O mestre em tecnologia ambiental da Universidade Federal de Mato Grosso do Sul (UFMS), Ariel Ortiz Gomes Martins, explicou que a consequência de uma geomembrana mais fina é a maior facilidade de ruptura ou maior risco de ocorrer infiltração, a entrada de chorume no subsolo, contaminando a água subterrânea. “Dependendo da movimentação, você pode então ter a ruptura, porque você tem veículos pesados se deslocando ao longo das células do aterro”, afirmou Gomes Martins.
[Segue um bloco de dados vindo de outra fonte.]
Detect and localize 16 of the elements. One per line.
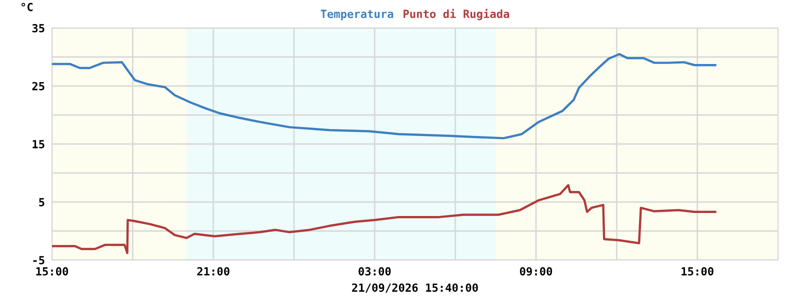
y-tick-label: 25 <box>32 82 44 90</box>
y-tick-label: 15 <box>32 140 44 148</box>
line-series <box>52 52 716 140</box>
y-tick-label: 5 <box>39 198 44 206</box>
text: Punto di Rugiada <box>404 8 510 20</box>
y-tick-label: -5 <box>33 256 44 264</box>
x-tick-label: 03:00 <box>358 267 391 276</box>
x-tick-label: 21:00 <box>197 267 230 276</box>
line-series <box>52 184 716 254</box>
y-axis-title: °C <box>22 2 33 12</box>
x-tick-label: 15:00 <box>682 267 714 276</box>
x-tick-label: 09:00 <box>520 267 552 276</box>
y-tick-label: 35 <box>32 24 44 32</box>
x-axis-title: 21/09/2026 15:40:00 <box>352 283 478 293</box>
x-tick-label: 15:00 <box>36 267 68 276</box>
text: Temperatura <box>320 10 394 20</box>
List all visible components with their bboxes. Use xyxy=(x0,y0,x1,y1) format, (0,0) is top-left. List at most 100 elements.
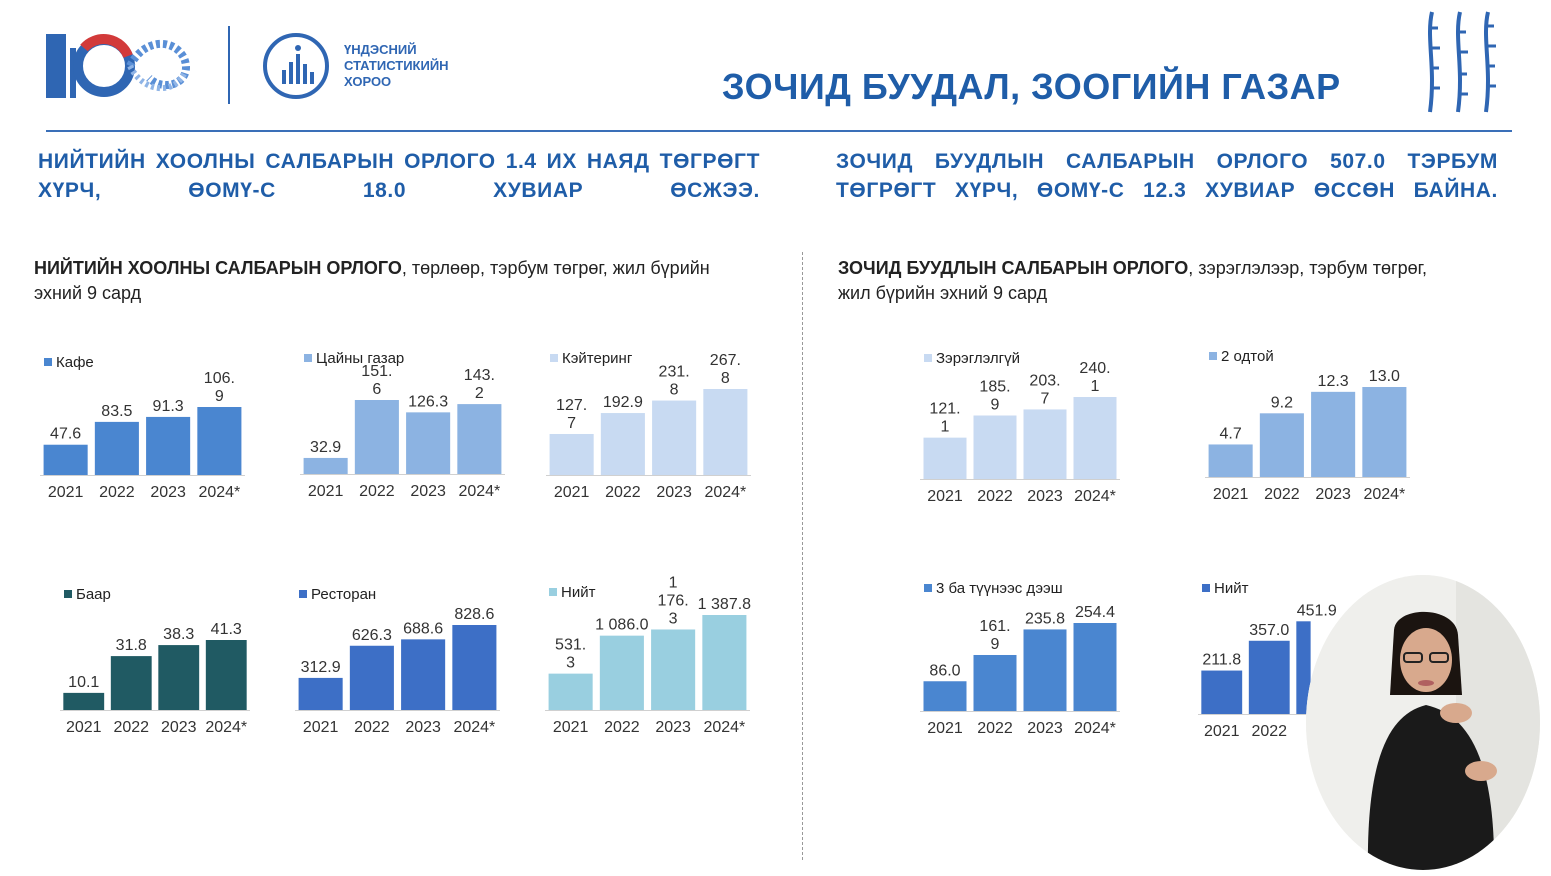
x-tick-label-0: 2021 xyxy=(66,719,102,736)
bar-1 xyxy=(600,413,645,475)
bar-1 xyxy=(94,421,139,475)
data-label-3: 13.0 xyxy=(1369,368,1400,385)
column-divider xyxy=(802,252,803,860)
data-label-1: 9 xyxy=(991,397,1000,414)
chart-svg: 2 одтой 4.7 9.2 12.3 13.0 2021 2022 2023 2024* xyxy=(1205,348,1410,503)
bar-1 xyxy=(110,656,152,710)
data-label-3: 143. xyxy=(464,367,495,384)
data-label-2: 38.3 xyxy=(163,626,194,643)
data-label-0: 32.9 xyxy=(310,439,341,456)
bar-3 xyxy=(1073,397,1117,479)
data-label-2: 8 xyxy=(670,382,679,399)
x-tick-label-3: 2024* xyxy=(205,719,247,736)
left-headline: НИЙТИЙН ХООЛНЫ САЛБАРЫН ОРЛОГО 1.4 ИХ НА… xyxy=(38,150,760,202)
data-label-0: 127. xyxy=(556,397,587,414)
mongolian-script-emblem xyxy=(1422,8,1512,118)
org-name: ҮНДЭСНИЙ СТАТИСТИКИЙН ХОРОО xyxy=(344,42,449,89)
data-label-3: 9 xyxy=(215,388,224,405)
header-divider xyxy=(46,130,1512,132)
x-tick-label-2: 2023 xyxy=(1315,486,1351,503)
data-label-0: 211.8 xyxy=(1202,652,1241,669)
legend-entry: 3 ба түүнээс дээш xyxy=(924,580,1063,597)
bar-0 xyxy=(923,437,967,479)
bar-2 xyxy=(158,645,200,710)
legend-swatch xyxy=(924,584,932,592)
legend-swatch xyxy=(64,590,72,598)
bar-2 xyxy=(652,400,697,475)
legend-swatch xyxy=(549,588,557,596)
x-tick-label-3: 2024* xyxy=(458,483,500,500)
left-section-title: НИЙТИЙН ХООЛНЫ САЛБАРЫН ОРЛОГО, төрлөөр,… xyxy=(34,258,710,303)
x-tick-label-2: 2023 xyxy=(655,719,691,736)
legend-entry: Ресторан xyxy=(299,586,376,603)
chart-total-food: Нийт 531. 3 1 086.0 1 176. 3 1 387.8 2021 2022 202… xyxy=(541,574,756,742)
bar-0 xyxy=(548,673,593,710)
data-label-3: 828.6 xyxy=(454,606,494,623)
chart-svg: Нийт 211.8 357.0 451.9 2021 2022 xyxy=(1198,580,1337,740)
data-label-1: 185. xyxy=(979,379,1010,396)
legend-label: Кафе xyxy=(56,354,94,371)
bar-2 xyxy=(1023,409,1067,479)
data-label-3: 1 xyxy=(1091,378,1100,395)
legend-swatch xyxy=(299,590,307,598)
data-label-1: 9 xyxy=(991,636,1000,653)
x-tick-label-1: 2022 xyxy=(1264,486,1300,503)
data-label-3: 41.3 xyxy=(211,621,242,638)
data-label-1: 83.5 xyxy=(101,403,132,420)
legend-label: Ресторан xyxy=(311,586,376,603)
data-label-3: 1 387.8 xyxy=(698,596,751,613)
x-tick-label-2: 2023 xyxy=(1027,488,1063,505)
bar-1 xyxy=(1248,640,1290,714)
x-tick-label-0: 2021 xyxy=(554,484,590,501)
data-label-0: 531. xyxy=(555,637,586,654)
bar-0 xyxy=(298,677,343,710)
chart-svg: Баар 10.1 31.8 38.3 41.3 2021 2022 2023 2024* xyxy=(60,586,250,736)
legend-swatch xyxy=(924,354,932,362)
data-label-2: 451.9 xyxy=(1297,602,1337,619)
x-tick-label-0: 2021 xyxy=(927,720,963,737)
legend-label: 2 одтой xyxy=(1221,348,1274,365)
data-label-3: 254.4 xyxy=(1075,604,1115,621)
chart-catering: Кэйтеринг 127. 7 192.9 231. 8 267. 8 2021 2022 202… xyxy=(542,346,757,510)
legend-entry: Цайны газар xyxy=(304,350,404,367)
data-label-2: 235.8 xyxy=(1025,610,1065,627)
x-tick-label-3: 2024* xyxy=(198,484,240,501)
x-tick-label-3: 2024* xyxy=(704,484,746,501)
chart-svg: Ресторан 312.9 626.3 688.6 828.6 2021 2022 2023… xyxy=(295,586,500,736)
bar-0 xyxy=(549,433,594,475)
right-headline: ЗОЧИД БУУДЛЫН САЛБАРЫН ОРЛОГО 507.0 ТЭРБ… xyxy=(836,150,1498,202)
legend-entry: Кафе xyxy=(44,354,94,371)
bar-0 xyxy=(63,692,105,710)
bar-3 xyxy=(1362,387,1407,477)
legend-label: Баар xyxy=(76,586,111,603)
data-label-1: 626.3 xyxy=(352,627,392,644)
legend-entry: Нийт xyxy=(549,584,596,601)
right-section-title: ЗОЧИД БУУДЛЫН САЛБАРЫН ОРЛОГО, зэрэглэлэ… xyxy=(838,258,1427,303)
data-label-1: 192.9 xyxy=(603,394,643,411)
data-label-2: 91.3 xyxy=(153,398,184,415)
data-label-0: 4.7 xyxy=(1220,425,1242,442)
x-tick-label-3: 2024* xyxy=(453,719,495,736)
x-tick-label-0: 2021 xyxy=(303,719,339,736)
x-tick-label-1: 2022 xyxy=(605,484,641,501)
nso-emblem-icon xyxy=(262,32,330,100)
data-label-1: 9.2 xyxy=(1271,394,1293,411)
x-tick-label-1: 2022 xyxy=(1251,723,1287,740)
data-label-3: 267. xyxy=(710,352,741,369)
data-label-0: 1 xyxy=(941,419,950,436)
bar-1 xyxy=(973,415,1017,479)
bar-3 xyxy=(1073,623,1117,711)
bar-0 xyxy=(923,681,967,711)
data-label-0: 7 xyxy=(567,415,576,432)
data-label-1: 161. xyxy=(979,618,1010,635)
bar-0 xyxy=(43,444,88,475)
chart-two-star: 2 одтой 4.7 9.2 12.3 13.0 2021 2022 2023 2024* xyxy=(1201,344,1416,512)
data-label-1: 151. xyxy=(361,363,392,380)
data-label-1: 31.8 xyxy=(116,637,147,654)
legend-swatch xyxy=(1202,584,1210,592)
data-label-2: 7 xyxy=(1041,390,1050,407)
chart-three-plus: 3 ба түүнээс дээш 86.0 161. 9 235.8 254.4 2021… xyxy=(916,576,1126,742)
data-label-3: 2 xyxy=(475,385,484,402)
data-label-3: 8 xyxy=(721,370,730,387)
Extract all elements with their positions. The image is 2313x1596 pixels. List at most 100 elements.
Além da movimentação de máquinas, também são levados em conta os trabalhos de compactação do lixo e o peso dos resíduos. A auditoria do governo federal constatou que a prefeitura contrariou os laudos técnicos, que indicavam geomembranas de dois milímetros, e reduziu essa espessura sem fazer novos estudos ambientais. A licitação e o contrato com a empresa exigiram a instalação de mantas de 1,5 milímetro. No aterro, um dos funcionários da Anfer disse à PF que o material tinha a espessura contratada. Mas durante a perícia, os técnicos da Polícia Federal encontraram parte das mantas com apenas 1 milímetro, metade da espessura ideal.
Os peritos concluíram que a empresa agiu de má-fé e que, diante das denúncias, começou a substituir o material. Além de receber dinheiro para instalar um produto de melhor qualidade, a empresa Anfer também é acusada de cobrar pela manta, valores acima dos de mercado. Na análise dos documentos, os auditores da CGU apontaram ainda que a prefeitura emitiu indevidamente a licença prévia e as licenças de instalação do aterro e que a licença de operação foi assinada antes da conclusão da obra.
O engenheiro civil Antônio Fernando de Araújo Garcia foi preso em 2010 e indiciado pela PF durante a operação Uragano, que investigou um esquema de fraudes a licitações na prefeitura de Dourados, a 225 quilômetros de Campo Grande. Em 2006, ele já tinha sido indiciado na operação Caixa Preta, acusado de desviar mais de R$ 7 milhões dos cofres públicos nos serviços de reforma do aeroporto de Corumbá, a 444 quilômetros da capital sul-mato-grossense.
Na atual denúncia, o MPF destacou que o empresário é sócio de uma das empresas do consórcio CG Solurb, que venceu a licitação bilionária da prefeitura de Campo Grande para explorar os serviços de limpeza pública, coleta e reciclagem de resíduos sólidos durante 25 anos. Além disso, o órgão afirma que houve sobreposição de serviços, ou seja, a obra de parte do aterro, feita pela empresa Anfer, foi novamente contratada na nova licitação.